Now, advances in neuroscience and brain imaging are revealing what is actually happening in the brain as patients listen to music or play instruments and how the therapy works. It depends upon frequency following response, a naturally occurring phenomenon where the human brain has a tendency to change its dominant EEG frequency towards the frequency of a dominant external stimulus. Musical rhythm has been hypothesized to be a zeitgeber (ie pacemaker) with its ability to entrain neurons dependent on the strength of its signal relative to spurious signals from higher neural centers that introduce noise into the central pattern generator..

With fMRI brain imaging, the neuroscience of the effect of music can now be mapped to various regions of the brain. Intense musical emotion described as thrills and chills is associated the ventral striatum, amygdala, midbrain and frontal cortex (regions involved in reward, motivation and arousal. The Mozart effect is discussed. Live harp music has been shown to be beneficial in preterm infants in neonatal intensive care is associated with an reduced heart rate and deeper sleep at 30 minutes after therapy parameters.

Studies on the efficacy of music therapy (MT) were done on pain and anxiety in children and adults undergoing clinical procedures. Overall MT showed a significant reduction in pain and anxiety. Clinical studies of music in adults undergoing procedures were also found to be efficacious. Music can also be used to help ease the journey of the terminally ill. Future apps for smart phone could predict how music can truly be uses as medicine!

In neuroscience, there is a phenomenon known as entrainment, which aims to cause brainwave frequency to fall into step with a periodic stimulus having a frequency corresponding to the intended brain-state (for example, to induce sleep) It depends upon a frequency following response, a naturally occurring phenomenon where the human brain has a tendency to change its dominant EEG frequency towards the frequency of a dominant external stimulus.

With fMRI brain imaging, the neuroscience of the effect of music can now be mapped to various regions of the brain. Intense musical emotion described as thrills and chills is associated the ventral striatum, amygdala, midbrain and frontal cortex (regions involved in reward, motivation and arousal)

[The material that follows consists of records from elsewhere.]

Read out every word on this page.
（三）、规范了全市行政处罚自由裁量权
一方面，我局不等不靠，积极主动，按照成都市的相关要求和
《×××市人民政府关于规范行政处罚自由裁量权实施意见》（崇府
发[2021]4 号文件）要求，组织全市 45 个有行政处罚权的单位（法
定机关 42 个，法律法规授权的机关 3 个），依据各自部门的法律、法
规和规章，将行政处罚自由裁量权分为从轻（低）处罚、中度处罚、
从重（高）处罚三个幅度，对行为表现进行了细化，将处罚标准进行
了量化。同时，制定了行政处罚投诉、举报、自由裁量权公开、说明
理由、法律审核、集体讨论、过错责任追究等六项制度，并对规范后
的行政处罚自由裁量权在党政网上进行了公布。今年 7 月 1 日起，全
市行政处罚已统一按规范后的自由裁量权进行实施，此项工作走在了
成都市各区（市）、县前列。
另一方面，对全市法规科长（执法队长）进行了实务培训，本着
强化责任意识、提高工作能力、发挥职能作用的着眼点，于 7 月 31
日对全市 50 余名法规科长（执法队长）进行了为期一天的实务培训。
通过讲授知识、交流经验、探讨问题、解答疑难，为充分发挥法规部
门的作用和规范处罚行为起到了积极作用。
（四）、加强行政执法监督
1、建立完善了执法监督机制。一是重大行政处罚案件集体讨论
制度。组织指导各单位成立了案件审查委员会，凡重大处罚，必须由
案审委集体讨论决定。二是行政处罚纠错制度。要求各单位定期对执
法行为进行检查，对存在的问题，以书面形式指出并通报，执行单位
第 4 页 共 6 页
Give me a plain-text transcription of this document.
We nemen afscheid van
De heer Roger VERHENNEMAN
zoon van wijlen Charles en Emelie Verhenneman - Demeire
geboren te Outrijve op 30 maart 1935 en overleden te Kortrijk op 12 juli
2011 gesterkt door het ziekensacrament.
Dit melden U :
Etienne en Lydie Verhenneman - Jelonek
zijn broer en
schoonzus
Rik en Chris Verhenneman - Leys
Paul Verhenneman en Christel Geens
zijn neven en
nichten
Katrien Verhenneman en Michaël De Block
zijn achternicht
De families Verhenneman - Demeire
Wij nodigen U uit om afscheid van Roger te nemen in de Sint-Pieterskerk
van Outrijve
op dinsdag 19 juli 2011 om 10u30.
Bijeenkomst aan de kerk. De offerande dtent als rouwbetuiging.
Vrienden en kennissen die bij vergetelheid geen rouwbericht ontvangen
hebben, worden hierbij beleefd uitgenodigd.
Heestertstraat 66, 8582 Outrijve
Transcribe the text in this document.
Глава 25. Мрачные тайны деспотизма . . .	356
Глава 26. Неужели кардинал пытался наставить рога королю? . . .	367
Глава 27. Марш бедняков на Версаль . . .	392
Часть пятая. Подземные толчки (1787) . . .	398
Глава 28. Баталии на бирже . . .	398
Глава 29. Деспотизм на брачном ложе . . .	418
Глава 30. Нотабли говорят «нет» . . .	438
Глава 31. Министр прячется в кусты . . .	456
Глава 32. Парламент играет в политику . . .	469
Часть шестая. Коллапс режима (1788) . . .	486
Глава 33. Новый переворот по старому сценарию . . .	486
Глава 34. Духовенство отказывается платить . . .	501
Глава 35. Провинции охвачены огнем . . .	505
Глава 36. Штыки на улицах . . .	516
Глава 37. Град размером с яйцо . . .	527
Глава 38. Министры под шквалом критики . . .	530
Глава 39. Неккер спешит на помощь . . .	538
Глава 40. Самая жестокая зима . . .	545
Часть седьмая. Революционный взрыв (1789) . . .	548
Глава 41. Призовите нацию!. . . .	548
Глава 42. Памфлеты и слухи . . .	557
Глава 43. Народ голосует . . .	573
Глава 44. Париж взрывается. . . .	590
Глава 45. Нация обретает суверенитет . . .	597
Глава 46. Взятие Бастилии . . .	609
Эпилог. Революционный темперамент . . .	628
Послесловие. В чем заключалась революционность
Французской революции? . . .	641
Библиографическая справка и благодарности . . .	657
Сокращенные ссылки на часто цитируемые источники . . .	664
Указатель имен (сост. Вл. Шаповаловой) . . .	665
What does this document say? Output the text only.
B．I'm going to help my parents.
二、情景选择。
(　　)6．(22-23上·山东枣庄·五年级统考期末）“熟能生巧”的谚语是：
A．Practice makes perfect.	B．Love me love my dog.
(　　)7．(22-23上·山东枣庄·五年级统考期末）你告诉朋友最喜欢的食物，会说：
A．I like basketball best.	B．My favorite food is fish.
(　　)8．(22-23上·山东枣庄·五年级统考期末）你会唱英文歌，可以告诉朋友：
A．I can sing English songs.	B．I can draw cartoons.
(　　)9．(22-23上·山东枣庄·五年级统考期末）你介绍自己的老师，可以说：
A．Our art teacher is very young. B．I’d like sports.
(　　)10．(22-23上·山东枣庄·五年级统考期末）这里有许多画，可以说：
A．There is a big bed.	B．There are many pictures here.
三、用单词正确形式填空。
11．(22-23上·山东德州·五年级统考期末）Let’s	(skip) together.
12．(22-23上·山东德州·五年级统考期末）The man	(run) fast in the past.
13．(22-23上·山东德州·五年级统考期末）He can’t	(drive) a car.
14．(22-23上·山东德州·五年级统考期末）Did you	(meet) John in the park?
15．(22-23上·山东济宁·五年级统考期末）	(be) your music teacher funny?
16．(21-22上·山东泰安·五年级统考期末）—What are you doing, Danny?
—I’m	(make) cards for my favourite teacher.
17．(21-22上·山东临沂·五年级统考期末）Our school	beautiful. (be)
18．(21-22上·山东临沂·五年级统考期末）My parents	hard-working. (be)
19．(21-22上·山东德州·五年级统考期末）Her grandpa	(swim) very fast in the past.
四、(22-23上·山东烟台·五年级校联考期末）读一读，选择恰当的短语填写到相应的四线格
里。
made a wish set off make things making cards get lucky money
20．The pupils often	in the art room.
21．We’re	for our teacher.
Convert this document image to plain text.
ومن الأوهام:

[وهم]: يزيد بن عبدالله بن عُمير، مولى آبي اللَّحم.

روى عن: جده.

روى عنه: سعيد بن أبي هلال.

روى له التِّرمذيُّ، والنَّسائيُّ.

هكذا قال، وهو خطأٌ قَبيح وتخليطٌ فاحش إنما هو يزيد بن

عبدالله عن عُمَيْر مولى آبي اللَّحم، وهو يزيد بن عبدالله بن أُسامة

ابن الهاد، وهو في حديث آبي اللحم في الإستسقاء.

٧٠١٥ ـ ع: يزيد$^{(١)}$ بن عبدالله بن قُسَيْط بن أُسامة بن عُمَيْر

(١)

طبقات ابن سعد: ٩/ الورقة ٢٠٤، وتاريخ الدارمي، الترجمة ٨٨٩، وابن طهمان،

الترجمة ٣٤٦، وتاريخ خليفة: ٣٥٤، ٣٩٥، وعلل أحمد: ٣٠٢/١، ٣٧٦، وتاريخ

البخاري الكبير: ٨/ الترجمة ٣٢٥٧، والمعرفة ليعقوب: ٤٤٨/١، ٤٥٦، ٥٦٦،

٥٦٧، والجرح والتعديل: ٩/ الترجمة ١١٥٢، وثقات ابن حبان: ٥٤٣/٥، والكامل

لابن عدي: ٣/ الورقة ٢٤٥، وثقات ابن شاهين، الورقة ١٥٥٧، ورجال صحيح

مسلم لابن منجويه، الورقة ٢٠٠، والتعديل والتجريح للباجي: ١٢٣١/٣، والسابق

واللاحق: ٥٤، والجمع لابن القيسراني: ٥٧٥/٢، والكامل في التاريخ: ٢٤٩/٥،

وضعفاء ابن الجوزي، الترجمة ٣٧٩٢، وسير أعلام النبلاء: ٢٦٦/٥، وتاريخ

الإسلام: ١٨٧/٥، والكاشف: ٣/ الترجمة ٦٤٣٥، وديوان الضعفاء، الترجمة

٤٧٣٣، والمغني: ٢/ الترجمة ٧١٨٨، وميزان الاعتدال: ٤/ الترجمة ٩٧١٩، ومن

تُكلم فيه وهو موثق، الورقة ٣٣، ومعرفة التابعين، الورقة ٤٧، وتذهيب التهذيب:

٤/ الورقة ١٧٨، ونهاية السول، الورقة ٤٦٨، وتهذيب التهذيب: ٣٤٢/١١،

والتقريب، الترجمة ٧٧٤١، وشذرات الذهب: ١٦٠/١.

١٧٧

Musical rhythm has been hypothesized to be a zeitgeber (ie. pacemaker) with its ability to entrain neurons dependent on the strength of its signal relative to spurious signals from higher neural centers that introduce noise into the central pattern generator.

Daniel Levitin PhD, neuroscientist, record producer and writer who is currently associate professor at Mc Gill University, Montreal Canada, is credited with fundamentally changing the way that scientists think about auditory memory, showing that long-term memory preserves many of the details of perceptual experience coding process, and with drawing attention to the role of cerebellum in music listening.

The first stages of listening to sounds, is the perception and analysis of tones. Hair cells in the cochlea parse the incoming sound into different frequency bands, sending electrical signals to A1 (primary auditory cortex) telling it what frequencies are present.

Regions in the temporal lobe, including the superior temporal sulcus and the superior temporal gyrus on both sides of the brain, help to distinguish the different timbres heard. Regions in the temporal lobe, including the superior temporal sulcus and the superior temporal gyrus on both sides of the brain, help to distinguish the different timbres heard

The Motor Cortex is where movement, foot tapping, dancing and playing an instrument and nucleus accumbens (NAc) is the center of the brains reward center. It is closely involved with transmission of opioids in the brain and the release of dopamine. The pleasure of listening to music can be blocked with naloxone.

Cerebellum is also involved in movements such as foot tapping, dancing, and playing an instrument and involved in emotional reactions to music. Corpus Callosum connects the left and right hemisphere. Neuroscientist Gottfried Schlaulg has shown that the front portion of corpus callosum (the mass of fibers) is larger in musicians than non-musicians.

An increase of gray matter (cell bodies, axons and dendrites is also seen. Frontal Lobes put it all together and figure out if there is any structure and or order to the temporal patterning of it all.

The frontal lobes access our hippocampus and regions in the temporal lobe and ask it if anything in our memory banks that can help understand this signal.

Remembering a piece of music or song may simply be the process of recruiting that same group of neurons used to help form a mental image during recollection.

The amygdala, considered the seat of emotions, is adjacent to the hippocampus, crucial for memory storage. The amygdala is highly activated to music, but not to random collections of sounds or musical tones. Repetition, when done skillfully by a master composer, is emotionally satisfying to our brains, and makes the listening experience as pleasurable as it is.

According to one study, major keys and rapid tempos cause happiness. Minor keys and slow tempo cause sadness. Rapid tempos together with dissonance cause fear. Studies have shown that infants as young as 4 months show negative reaction to dissonance.